Les lasers sont essentiellement le produit de l’amplification de la lumière dans un milieu. Pour induire cet effet de laser(s’ouvre dans une nouvelle fenêtre), Cell-Lasers a proposé un matériau fluorescent à l’intérieur d’une cavité microscopique (le support) qui, lorsqu’il est alimenté par une source lumineuse externe, amplifie la lumière en un signal optique précis. Pour intégrer ces micro-lasers dans des cellules et des tissus vivants cultivés, l’équipe a expérimenté une série de supports laser allant de billes solides à des gouttelettes d’huile molles, avant d’essayer des bulles de savon et même des substances comestibles. En fonction du milieu étudié, ils ont été soit absorbés naturellement par les cellules, soit injectés à l’aide d’une minuscule pipette. L’analyse des décalages spectraux de la lumière émise a permis de mesurer les forces cellulaires et la dynamique des gouttelettes de lipides. L’équipe a également développé un moyen de suivre les cellules à l’intérieur des tissus à l’aide de l’imagerie de localisation spectrale diffuse, élargissant ainsi le champ d’application au-delà de la microscopie standard. Ils ont mené des expériences approfondies, notamment l’injection de microgouttelettes d’huile dans des hydrogels, des tissus cérébraux et des cellules adipeuses afin de valider leur utilisation en tant que capteurs de force. Des simulations informatiques ont ensuite permis d’établir une corrélation entre les changements spectraux et les modifications spécifiques des gouttelettes, garantissant ainsi l’efficacité du laser. «Nous avons suivi les changements de taille des gouttelettes de lipides des cellules adipeuses avec une précision de l’ordre du nanomètre, révélant une dynamique métabolique jusqu’alors invisible par la microscopie standard. Nous avons également mesuré les déformations des gouttelettes avec une précision de l’ordre du nanomètre, détectant des forces cellulaires de l’ordre de quelques unités (piconewtons)», explique Matjaž Humar.

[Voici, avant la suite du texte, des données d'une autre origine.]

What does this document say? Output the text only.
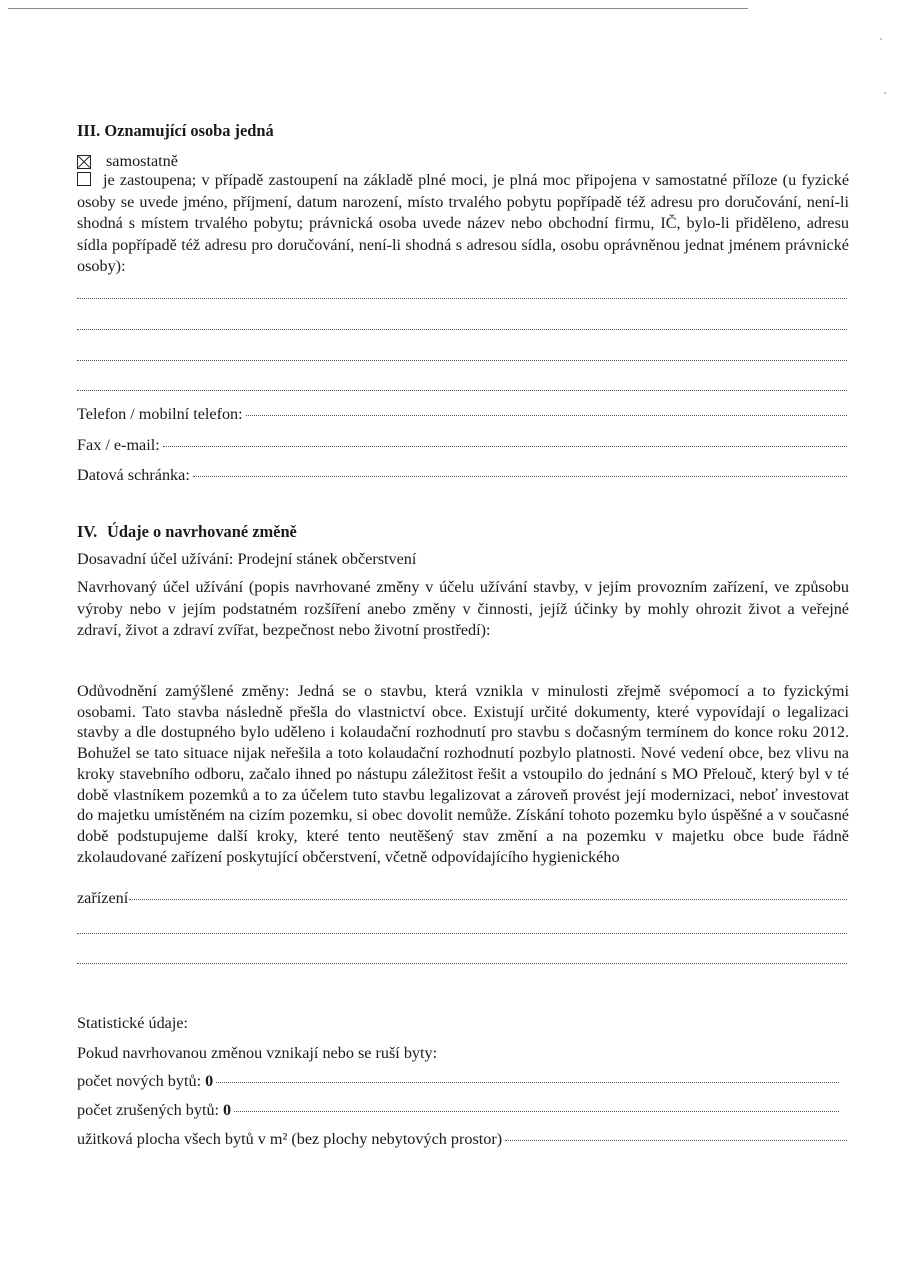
III. Oznamující osoba jedná
samostatně
je zastoupena; v případě zastoupení na základě plné moci, je plná moc připojena v samostatné příloze (u fyzické osoby se uvede jméno, příjmení, datum narození, místo trvalého pobytu popřípadě též adresu pro doručování, není-li shodná s místem trvalého pobytu; právnická osoba uvede název nebo obchodní firmu, IČ, bylo-li přiděleno, adresu sídla popřípadě též adresu pro doručování, není-li shodná s adresou sídla, osobu oprávněnou jednat jménem právnické osoby):
Telefon / mobilní telefon:
Fax / e-mail:
Datová schránka:
IV. Údaje o navrhované změně
Dosavadní účel užívání: Prodejní stánek občerstvení
Navrhovaný účel užívání (popis navrhované změny v účelu užívání stavby, v jejím provozním zařízení, ve způsobu výroby nebo v jejím podstatném rozšíření anebo změny v činnosti, jejíž účinky by mohly ohrozit život a veřejné zdraví, život a zdraví zvířat, bezpečnost nebo životní prostředí):
Odůvodnění zamýšlené změny: Jedná se o stavbu, která vznikla v minulosti zřejmě svépomocí a to fyzickými osobami. Tato stavba následně přešla do vlastnictví obce. Existují určité dokumenty, které vypovídají o legalizaci stavby a dle dostupného bylo uděleno i kolaudační rozhodnutí pro stavbu s dočasným termínem do konce roku 2012. Bohužel se tato situace nijak neřešila a toto kolaudační rozhodnutí pozbylo platnosti. Nové vedení obce, bez vlivu na kroky stavebního odboru, začalo ihned po nástupu záležitost řešit a vstoupilo do jednání s MO Přelouč, který byl v té době vlastníkem pozemků a to za účelem tuto stavbu legalizovat a zároveň provést její modernizaci, neboť investovat do majetku umístěném na cizím pozemku, si obec dovolit nemůže. Získání tohoto pozemku bylo úspěšné a v současné době podstupujeme další kroky, které tento neutěšený stav změní a na pozemku v majetku obce bude řádně zkolaudované zařízení poskytující občerstvení, včetně odpovídajícího hygienického
zařízení
Statistické údaje:
Pokud navrhovanou změnou vznikají nebo se ruší byty:
počet nových bytů: 0
počet zrušených bytů: 0
užitková plocha všech bytů v m² (bez plochy nebytových prostor)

De nouvelles orientations de la recherche dans le domaine de la santé et de la sécurité alimentaire

Les capteurs intracellulaires de Cell-Lasers offrent de nouveaux moyens d’étudier des maladies telles que le cancer et le diabète au niveau d’une cellule unique, ce qui pourrait déboucher sur des dispositifs de diagnostic plus performants, tels que des «tatouages intelligents» pour la surveillance de la glycémie. Dans un autre registre, le «laser comestible»(s’ouvre dans une nouvelle fenêtre) du projet pourrait être utilisé pour étiqueter des produits de valeur tels que l’huile d’olive ou les médicaments. Fabriqués à partir de matériaux tels que la gélatine et la chlorophylle, qui sont fluorescents et amplifient la lumière du laser, ils pourraient être intégrés dans les produits alimentaires que les consommateurs scanneraient pour en vérifier la fraîcheur. Une start-up est à l’étude pour commercialiser les technologies des capteurs du projet. Parallèlement, la recherche scientifique passe des cellules de cultures aux cellules de patients, afin de mieux étudier les maladies. De plus, lors de la recherche de nouvelles méthodes de marquage des cellules, des sources quantiques de photons uniques ont été utilisées pour la première fois comme codes-barres à l’intérieur des cellules. Cela a permis de démontrer pour la première fois la génération de photons intriqués dans des matériaux organiques, ouvrant ainsi de nouvelles voies dans le domaine de l’optique quantique, actuellement explorées dans le cadre du nouveau projet SoftQuanta.